Co-Adaptation of Algorithmic and Implementational Innovations in Inference-based Deep Reinforcement Learning
[arxiv], Accepted at NeurIPS 2021.
This codebase includes inference-based off-policy algorithms, both KL control (SAC) and EM control (MPO, AWR, AWAC) methods.
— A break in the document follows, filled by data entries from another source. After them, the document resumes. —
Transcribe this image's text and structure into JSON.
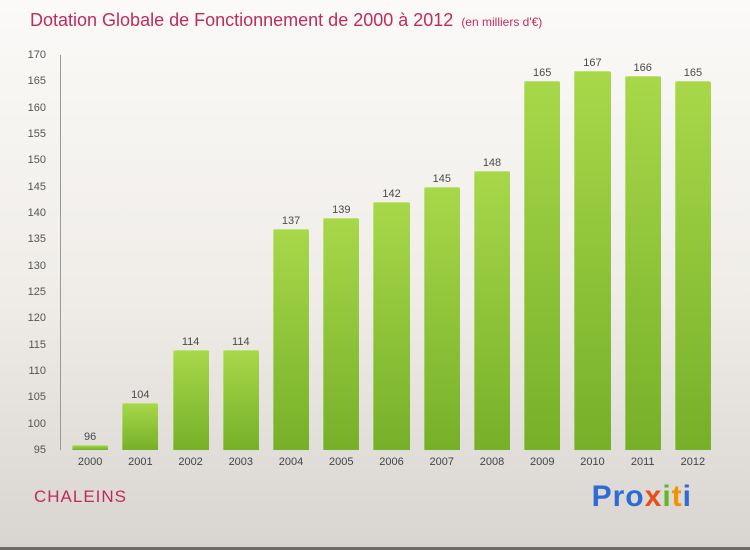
{
  "title": {
    "main": "Dotation Globale de Fonctionnement de 2000 à 2012",
    "unit": "(en milliers d'€)"
  },
  "colors": {
    "accent": "#c02a5e",
    "bar_top": "#a8d84a",
    "bar_bottom": "#76b028",
    "tick_text": "#555555"
  },
  "footer": {
    "commune": "CHALEINS",
    "logo_letters": [
      {
        "ch": "P",
        "color": "#2e6bd6"
      },
      {
        "ch": "r",
        "color": "#2e6bd6"
      },
      {
        "ch": "o",
        "color": "#2e6bd6"
      },
      {
        "ch": "x",
        "color": "#e94e1b"
      },
      {
        "ch": "i",
        "color": "#64b32c"
      },
      {
        "ch": "t",
        "color": "#f39200"
      },
      {
        "ch": "i",
        "color": "#2e6bd6"
      }
    ]
  },
  "chart_data": {
    "type": "bar",
    "title": "Dotation Globale de Fonctionnement de 2000 à 2012",
    "subtitle": "(en milliers d'€)",
    "categories": [
      "2000",
      "2001",
      "2002",
      "2003",
      "2004",
      "2005",
      "2006",
      "2007",
      "2008",
      "2009",
      "2010",
      "2011",
      "2012"
    ],
    "values": [
      96,
      104,
      114,
      114,
      137,
      139,
      142,
      145,
      148,
      165,
      167,
      166,
      165
    ],
    "xlabel": "",
    "ylabel": "",
    "ylim": [
      95,
      170
    ],
    "ytick_step": 5,
    "grid": false,
    "legend": "none"
  }
}
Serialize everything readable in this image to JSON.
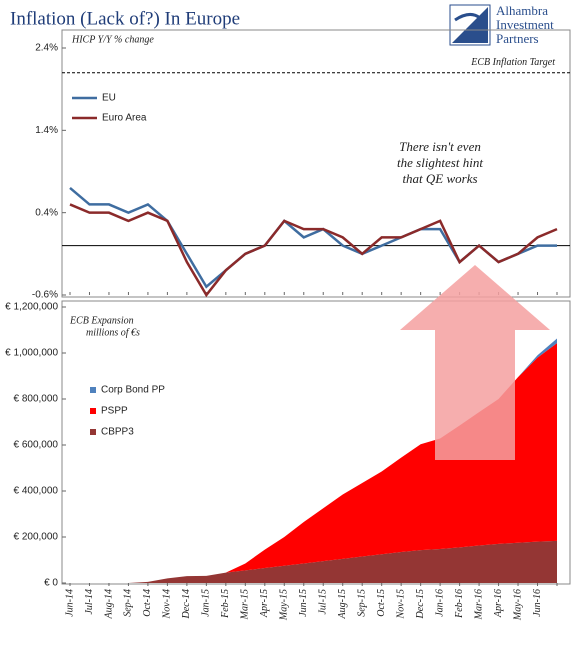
{
  "logo": {
    "line1": "Alhambra",
    "line2": "Investment",
    "line3": "Partners"
  },
  "chart_data": [
    {
      "type": "line",
      "title": "Inflation (Lack of?) In Europe",
      "subtitle": "HICP Y/Y % change",
      "ylim": [
        -0.6,
        2.4
      ],
      "yticks": [
        {
          "value": -0.6,
          "label": "-0.6%"
        },
        {
          "value": 0.4,
          "label": "0.4%"
        },
        {
          "value": 1.4,
          "label": "1.4%"
        },
        {
          "value": 2.4,
          "label": "2.4%"
        }
      ],
      "zero_line": 0,
      "target": {
        "value": 2.1,
        "label": "ECB Inflation Target"
      },
      "annotation": [
        "There isn't even",
        "the slightest hint",
        "that QE works"
      ],
      "legend": "top-left",
      "series": [
        {
          "name": "EU",
          "color": "#3f6da0",
          "values": [
            0.7,
            0.5,
            0.5,
            0.4,
            0.5,
            0.3,
            -0.1,
            -0.5,
            -0.3,
            -0.1,
            0.0,
            0.3,
            0.1,
            0.2,
            0.0,
            -0.1,
            0.0,
            0.1,
            0.2,
            0.2,
            -0.2,
            0.0,
            -0.2,
            -0.1,
            0.0,
            0.0
          ]
        },
        {
          "name": "Euro Area",
          "color": "#8b2a2a",
          "values": [
            0.5,
            0.4,
            0.4,
            0.3,
            0.4,
            0.3,
            -0.2,
            -0.6,
            -0.3,
            -0.1,
            0.0,
            0.3,
            0.2,
            0.2,
            0.1,
            -0.1,
            0.1,
            0.1,
            0.2,
            0.3,
            -0.2,
            0.0,
            -0.2,
            -0.1,
            0.1,
            0.2
          ]
        }
      ]
    },
    {
      "type": "stacked-area",
      "annotation": [
        "ECB Expansion",
        "millions of €s"
      ],
      "categories": [
        "Jun-14",
        "Jul-14",
        "Aug-14",
        "Sep-14",
        "Oct-14",
        "Nov-14",
        "Dec-14",
        "Jan-15",
        "Feb-15",
        "Mar-15",
        "Apr-15",
        "May-15",
        "Jun-15",
        "Jul-15",
        "Aug-15",
        "Sep-15",
        "Oct-15",
        "Nov-15",
        "Dec-15",
        "Jan-16",
        "Feb-16",
        "Mar-16",
        "Apr-16",
        "May-16",
        "Jun-16",
        null
      ],
      "ylim": [
        0,
        1200000
      ],
      "yticks": [
        {
          "value": 0,
          "label": "€ 0"
        },
        {
          "value": 200000,
          "label": "€ 200,000"
        },
        {
          "value": 400000,
          "label": "€ 400,000"
        },
        {
          "value": 600000,
          "label": "€ 600,000"
        },
        {
          "value": 800000,
          "label": "€ 800,000"
        },
        {
          "value": 1000000,
          "label": "€ 1,000,000"
        },
        {
          "value": 1200000,
          "label": "€ 1,200,000"
        }
      ],
      "legend": "left",
      "series": [
        {
          "name": "Corp Bond PP",
          "color": "#4f81bd",
          "values": [
            0,
            0,
            0,
            0,
            0,
            0,
            0,
            0,
            0,
            0,
            0,
            0,
            0,
            0,
            0,
            0,
            0,
            0,
            0,
            0,
            0,
            0,
            0,
            0,
            10000,
            20000
          ]
        },
        {
          "name": "PSPP",
          "color": "#ff0000",
          "values": [
            0,
            0,
            0,
            0,
            0,
            0,
            0,
            0,
            0,
            30000,
            80000,
            125000,
            180000,
            230000,
            280000,
            320000,
            360000,
            410000,
            460000,
            480000,
            530000,
            580000,
            630000,
            720000,
            800000,
            860000
          ]
        },
        {
          "name": "CBPP3",
          "color": "#943634",
          "values": [
            0,
            0,
            0,
            0,
            5000,
            20000,
            30000,
            31000,
            45000,
            55000,
            65000,
            75000,
            85000,
            95000,
            105000,
            115000,
            125000,
            135000,
            143000,
            148000,
            155000,
            163000,
            170000,
            175000,
            180000,
            183000
          ]
        }
      ]
    }
  ]
}
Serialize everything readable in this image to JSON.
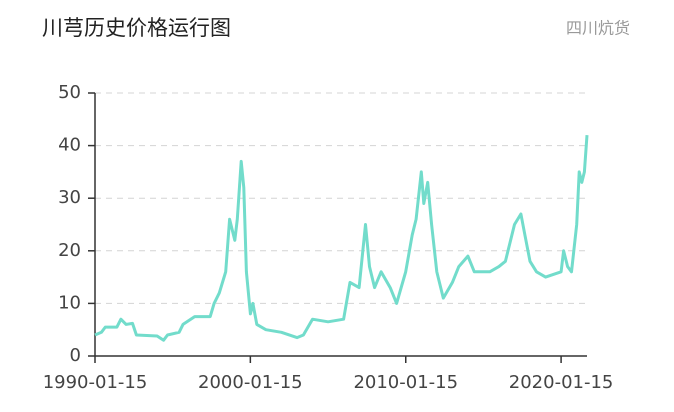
{
  "chart_data": {
    "type": "line",
    "title": "川芎历史价格运行图",
    "source": "四川炕货",
    "x": [
      "1990-01-15",
      "1990-06-15",
      "1990-09-15",
      "1991-06-15",
      "1991-09-15",
      "1992-01-15",
      "1992-06-15",
      "1992-09-15",
      "1994-01-15",
      "1994-06-15",
      "1994-09-15",
      "1995-06-15",
      "1995-09-15",
      "1996-06-15",
      "1997-06-15",
      "1997-09-15",
      "1998-01-15",
      "1998-06-15",
      "1998-09-15",
      "1999-01-15",
      "1999-03-15",
      "1999-06-15",
      "1999-08-15",
      "1999-10-15",
      "2000-01-15",
      "2000-03-15",
      "2000-06-15",
      "2001-01-15",
      "2002-01-15",
      "2003-01-15",
      "2003-06-15",
      "2004-01-15",
      "2005-01-15",
      "2006-01-15",
      "2006-06-15",
      "2007-01-15",
      "2007-06-15",
      "2007-09-15",
      "2008-01-15",
      "2008-06-15",
      "2009-01-15",
      "2009-06-15",
      "2010-01-15",
      "2010-06-15",
      "2010-09-15",
      "2011-01-15",
      "2011-03-15",
      "2011-06-15",
      "2011-09-15",
      "2012-01-15",
      "2012-06-15",
      "2013-01-15",
      "2013-06-15",
      "2014-01-15",
      "2014-06-15",
      "2015-06-15",
      "2016-01-15",
      "2016-06-15",
      "2017-01-15",
      "2017-06-15",
      "2017-09-15",
      "2018-01-15",
      "2018-06-15",
      "2019-01-15",
      "2020-01-15",
      "2020-03-15",
      "2020-06-15",
      "2020-09-15",
      "2021-01-15",
      "2021-03-15",
      "2021-05-15",
      "2021-07-15",
      "2021-09-15"
    ],
    "values": [
      4,
      4.5,
      5.5,
      5.5,
      7,
      6,
      6.2,
      4,
      3.8,
      3,
      4,
      4.5,
      6,
      7.5,
      7.5,
      10,
      12,
      16,
      26,
      22,
      26,
      37,
      32,
      16,
      8,
      10,
      6,
      5,
      4.5,
      3.5,
      4,
      7,
      6.5,
      7,
      14,
      13,
      25,
      17,
      13,
      16,
      13,
      10,
      16,
      23,
      26,
      35,
      29,
      33,
      25,
      16,
      11,
      14,
      17,
      19,
      16,
      16,
      17,
      18,
      25,
      27,
      23,
      18,
      16,
      15,
      16,
      20,
      17,
      16,
      25,
      35,
      33,
      35,
      42
    ],
    "color": "#72dccb",
    "xlim": [
      "1990-01-15",
      "2021-09-15"
    ],
    "xticks": [
      "1990-01-15",
      "2000-01-15",
      "2010-01-15",
      "2020-01-15"
    ],
    "ylim": [
      0,
      50
    ],
    "yticks": [
      0,
      10,
      20,
      30,
      40,
      50
    ],
    "grid": true
  }
}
If you use this codebase for your research, please cite the paper:
@inproceedings{furuta2021inference,
title={Co-Adaptation of Algorithmic and Implementational Innovations in Inference-based Deep Reinforcement Learning},
author={Hiroki Furuta and Tadashi Kozuno and Tatsuya Matsushima and Yutaka Matsuo and Shixiang Shane Gu},
booktitle = {Advances in Neural Information Processing Systems},
year={2021}
}
We recommend you to use Docker. See README for setting up.
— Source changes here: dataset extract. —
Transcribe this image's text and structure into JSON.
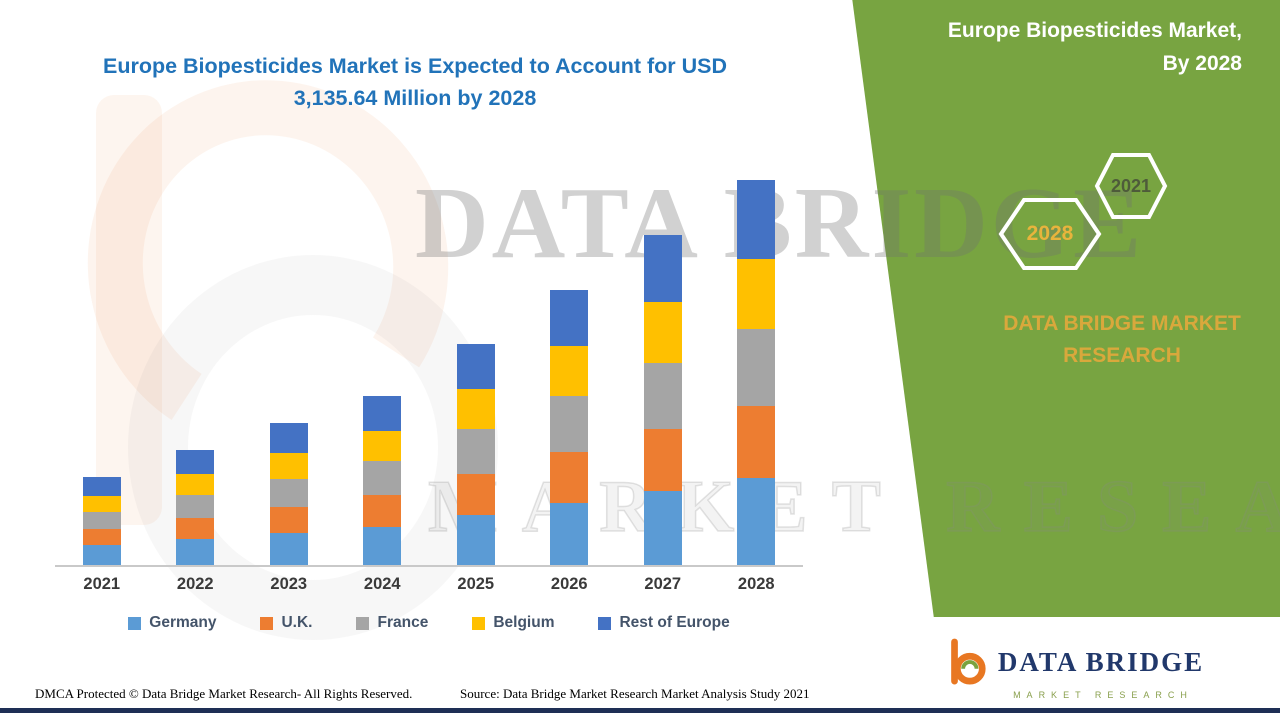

See examples for the details.
python train_sac.py exp=HalfCheetah-v2 seed=0 gpu=0
python train_mpo.py exp=HalfCheetah-v2 seed=0 gpu=0
python train_awr.py exp=HalfCheetah-v2 seed=0 gpu=0
python train_awac.py exp=HalfCheetah-v2 seed=0 gpu=0
For ablation experiments (ELU or LayerNorm), use following command:
python train_sac2.py gpu=0 seed=0 env=Ant-v2 actor.nn_size=256 critic.nn_size=256 agent.architecture='nn2' agent.activation='elu' agent.use_layer_norm=False
python train_sac2.py gpu=0 seed=0 env=Ant-v2 actor.nn_size=256 critic.nn_size=256 agent.architecture='nn2' agent.activation='relu' agent.use_layer_norm=True
python train_sac2.py gpu=0 seed=0 env=Ant-v2 actor.nn_size=256 critic.nn_size=256 agent.architecture='nn2' agent.activation='elu' agent.use_layer_norm=True
For MPO w/o ELU and LayerNorm:
python train_mpo2.py gpu=0 seed=0 exp=Ant-v2
This codebase is based on PFRL.